И она указала на нового фаворита, Дмитриева-Мамонова, будто стремясь отомстить ему за то, что он рядом. Мамонов горделиво кривил губы.

— Тогда бы я пожалел, что сломал кинжал, — ответил юно­ша. — Пожалел бы на ту минуту, которая нужна, чтобы взять вто­рой... Ему пришлось бы худо.

И все засмеялись, так как субтильному и мелкому в кости Ма­монову действительно пришлось бы худо с этим стройным и силь­ным юношей.

...Ресницы отца повлажнели от гордости за сына. А она вновь вспомнила полынь и белых коней в лунной дымке.

...В Веже отгремел такой праздник, каких Приднепровье еще не знало.

Никто не знает, вернулась или не вернулась полынь. Но, уез­жая, она обратилась к Акиму Загорскому:

— Не хотел взять тогда — возьми теперь. Для него. Теперь ведь все равно. Теперь — конец.

И он пожалел последнюю свою женщину.

— Для него — возьму.

Это были земли на юге. Те, которые через двадцать лет были проданы за два миллиона. Акиму они не принесли ни гроша. Он не взял ни единой души, чтобы поселить там. Никого из живых не следовало вмешивать в то, что произошло между этой женщиной и им. Они были равны — и в этом была единственная награда. Никого из живых.

— Почему ты не хочешь? Почему берешь только это?

— Там тоже растет полынь, — ответил он.

— Не для нас, — продолжила она.

Даниил проводил ее до Киева. Она сама попросила об этом. И, следя за кортежем, исчезающим вдали, Аким Петрович невольно и вслух повторил ее слова:

— Не для нас.

И это было все.

***

Даниилу Загорскому было двадцать четыре года, когда умерла императрица. Аким Загорский умер на год раньше, в одночасье. Совсем молодой. В каких-то пятьдесят семь лет. Съела его, види­мо, та манера жизни, какой он придерживался последние двадцать лет. Натура с излишком сил не могла смириться с бездеятельно­стью. Только память жены и сын, да еще охота. И вот, как только сын перестал требовать внимания, началось угасание.

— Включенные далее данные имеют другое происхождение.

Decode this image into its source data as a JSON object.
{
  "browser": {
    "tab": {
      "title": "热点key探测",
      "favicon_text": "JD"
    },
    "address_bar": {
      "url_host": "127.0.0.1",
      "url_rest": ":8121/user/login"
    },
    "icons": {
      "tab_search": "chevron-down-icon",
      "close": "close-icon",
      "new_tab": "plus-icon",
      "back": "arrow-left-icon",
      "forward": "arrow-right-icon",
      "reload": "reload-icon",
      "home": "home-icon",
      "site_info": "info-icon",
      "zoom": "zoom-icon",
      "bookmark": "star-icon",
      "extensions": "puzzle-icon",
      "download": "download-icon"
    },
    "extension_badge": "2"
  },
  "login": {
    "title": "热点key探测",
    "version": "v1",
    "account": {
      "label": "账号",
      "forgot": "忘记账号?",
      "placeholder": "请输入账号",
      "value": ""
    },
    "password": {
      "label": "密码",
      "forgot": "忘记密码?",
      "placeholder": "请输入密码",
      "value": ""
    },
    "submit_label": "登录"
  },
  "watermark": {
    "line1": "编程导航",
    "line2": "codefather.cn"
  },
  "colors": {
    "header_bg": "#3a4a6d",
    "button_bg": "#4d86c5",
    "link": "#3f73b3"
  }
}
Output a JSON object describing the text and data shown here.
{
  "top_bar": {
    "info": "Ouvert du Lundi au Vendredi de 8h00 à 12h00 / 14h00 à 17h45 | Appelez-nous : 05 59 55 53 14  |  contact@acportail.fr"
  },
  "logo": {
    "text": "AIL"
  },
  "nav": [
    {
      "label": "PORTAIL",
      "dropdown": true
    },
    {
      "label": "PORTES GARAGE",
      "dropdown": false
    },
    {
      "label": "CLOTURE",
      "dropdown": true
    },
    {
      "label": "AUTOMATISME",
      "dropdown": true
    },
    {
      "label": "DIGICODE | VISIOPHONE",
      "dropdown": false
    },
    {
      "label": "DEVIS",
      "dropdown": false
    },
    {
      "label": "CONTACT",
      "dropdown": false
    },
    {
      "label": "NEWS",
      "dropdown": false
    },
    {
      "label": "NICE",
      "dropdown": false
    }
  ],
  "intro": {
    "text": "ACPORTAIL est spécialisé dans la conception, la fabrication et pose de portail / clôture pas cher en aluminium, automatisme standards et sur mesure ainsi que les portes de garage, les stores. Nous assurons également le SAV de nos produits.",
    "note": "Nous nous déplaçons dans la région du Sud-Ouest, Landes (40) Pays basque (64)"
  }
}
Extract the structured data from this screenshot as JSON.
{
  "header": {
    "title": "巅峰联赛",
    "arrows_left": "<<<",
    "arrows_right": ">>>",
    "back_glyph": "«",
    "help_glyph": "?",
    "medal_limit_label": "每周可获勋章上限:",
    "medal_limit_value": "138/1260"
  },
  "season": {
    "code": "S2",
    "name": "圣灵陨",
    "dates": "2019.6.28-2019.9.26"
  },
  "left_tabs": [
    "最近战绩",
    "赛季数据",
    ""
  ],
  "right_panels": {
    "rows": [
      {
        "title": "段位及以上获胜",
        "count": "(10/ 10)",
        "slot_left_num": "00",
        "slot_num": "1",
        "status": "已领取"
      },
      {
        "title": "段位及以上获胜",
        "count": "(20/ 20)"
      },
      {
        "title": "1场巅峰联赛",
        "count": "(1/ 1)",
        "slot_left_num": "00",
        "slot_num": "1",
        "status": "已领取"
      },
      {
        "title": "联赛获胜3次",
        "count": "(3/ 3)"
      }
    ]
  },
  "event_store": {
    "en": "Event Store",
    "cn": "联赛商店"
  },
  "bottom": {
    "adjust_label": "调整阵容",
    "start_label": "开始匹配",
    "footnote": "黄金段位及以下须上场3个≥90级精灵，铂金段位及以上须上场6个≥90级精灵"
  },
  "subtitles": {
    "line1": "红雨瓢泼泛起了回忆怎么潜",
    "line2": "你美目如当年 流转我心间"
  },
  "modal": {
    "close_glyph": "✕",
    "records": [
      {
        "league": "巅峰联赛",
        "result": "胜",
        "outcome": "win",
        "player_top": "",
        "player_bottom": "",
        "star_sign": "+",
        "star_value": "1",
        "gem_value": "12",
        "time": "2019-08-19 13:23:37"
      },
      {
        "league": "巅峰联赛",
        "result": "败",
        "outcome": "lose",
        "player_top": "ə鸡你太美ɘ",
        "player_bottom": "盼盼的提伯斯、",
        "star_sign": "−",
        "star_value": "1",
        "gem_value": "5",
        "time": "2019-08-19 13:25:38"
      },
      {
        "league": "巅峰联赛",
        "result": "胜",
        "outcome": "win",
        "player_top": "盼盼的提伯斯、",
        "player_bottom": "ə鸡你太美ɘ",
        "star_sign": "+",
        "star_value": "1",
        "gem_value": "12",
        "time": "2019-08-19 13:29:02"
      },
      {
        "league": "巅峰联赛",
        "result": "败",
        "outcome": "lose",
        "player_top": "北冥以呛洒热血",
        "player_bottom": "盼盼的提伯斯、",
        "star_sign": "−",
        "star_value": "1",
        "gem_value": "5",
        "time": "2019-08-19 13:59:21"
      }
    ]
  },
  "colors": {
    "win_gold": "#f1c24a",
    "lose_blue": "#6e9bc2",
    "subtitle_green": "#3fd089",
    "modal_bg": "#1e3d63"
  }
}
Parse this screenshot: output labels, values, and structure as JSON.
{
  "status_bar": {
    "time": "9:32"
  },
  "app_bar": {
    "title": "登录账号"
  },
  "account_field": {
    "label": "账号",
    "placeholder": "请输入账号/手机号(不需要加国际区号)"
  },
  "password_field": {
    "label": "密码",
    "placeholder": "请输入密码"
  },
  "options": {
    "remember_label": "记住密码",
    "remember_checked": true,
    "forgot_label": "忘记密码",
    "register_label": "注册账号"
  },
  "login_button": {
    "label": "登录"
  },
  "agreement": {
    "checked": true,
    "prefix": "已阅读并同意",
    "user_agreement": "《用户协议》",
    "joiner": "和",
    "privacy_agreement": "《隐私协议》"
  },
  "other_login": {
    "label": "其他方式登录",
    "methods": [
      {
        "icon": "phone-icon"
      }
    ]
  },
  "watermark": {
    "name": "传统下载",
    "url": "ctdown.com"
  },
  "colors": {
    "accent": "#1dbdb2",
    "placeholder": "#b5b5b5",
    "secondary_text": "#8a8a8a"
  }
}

Пан Аким ездил в отъезжее поле еще за два дня до кончины. А назавтра слег. В горле что-то клокотало, и потом утихло. Могучие руки неподвижно лежали на атласе покрывала. Причастившись, он попрощался с сыном и умолк. И только за пять минут до кон­чины, не раскрывая глаз, сказал одно слово, еле слышно:

— Полынь.

И неизвестно было, о чем он это — о лунной полыни или во­обще о жизни.

...О кончине отца сын сообщил в Петербург. Еще тогда, во вре­мя путешествия, прощаясь с ним, она просила обо всех изменени­ях в жизни писать непосредственно ей и дала свою печать.

Плакала тогда. Знала, что перед мальчиком не стыдно.

Он ничего не сказал в то время отцу. И вот теперь написал.

Месяца два ничего не было слышно. А потом на загорщинское подворье восьмерка коней привезла окованную железом повозку. На ней была цельная глыба малахита высотою в два человеческих роста. Какого-то удивительного дымно-зеленого малахита, в сизых разводах, — как полынь.

На глыбе были только четыре слова:

— Vale, principium finis mein!1

Аким Петрович был похоронен в усыпальнице Загорских ус­ловно. Там лежал только ларец с его землей. А сам он нашел упо­коение в мавзолее — памятнике жене, куда глыбу затащить было нельзя. И потому малахит поставили на холмик, который насыпали извне. С той стороны мавзолея, с которой — внутри — лежал он.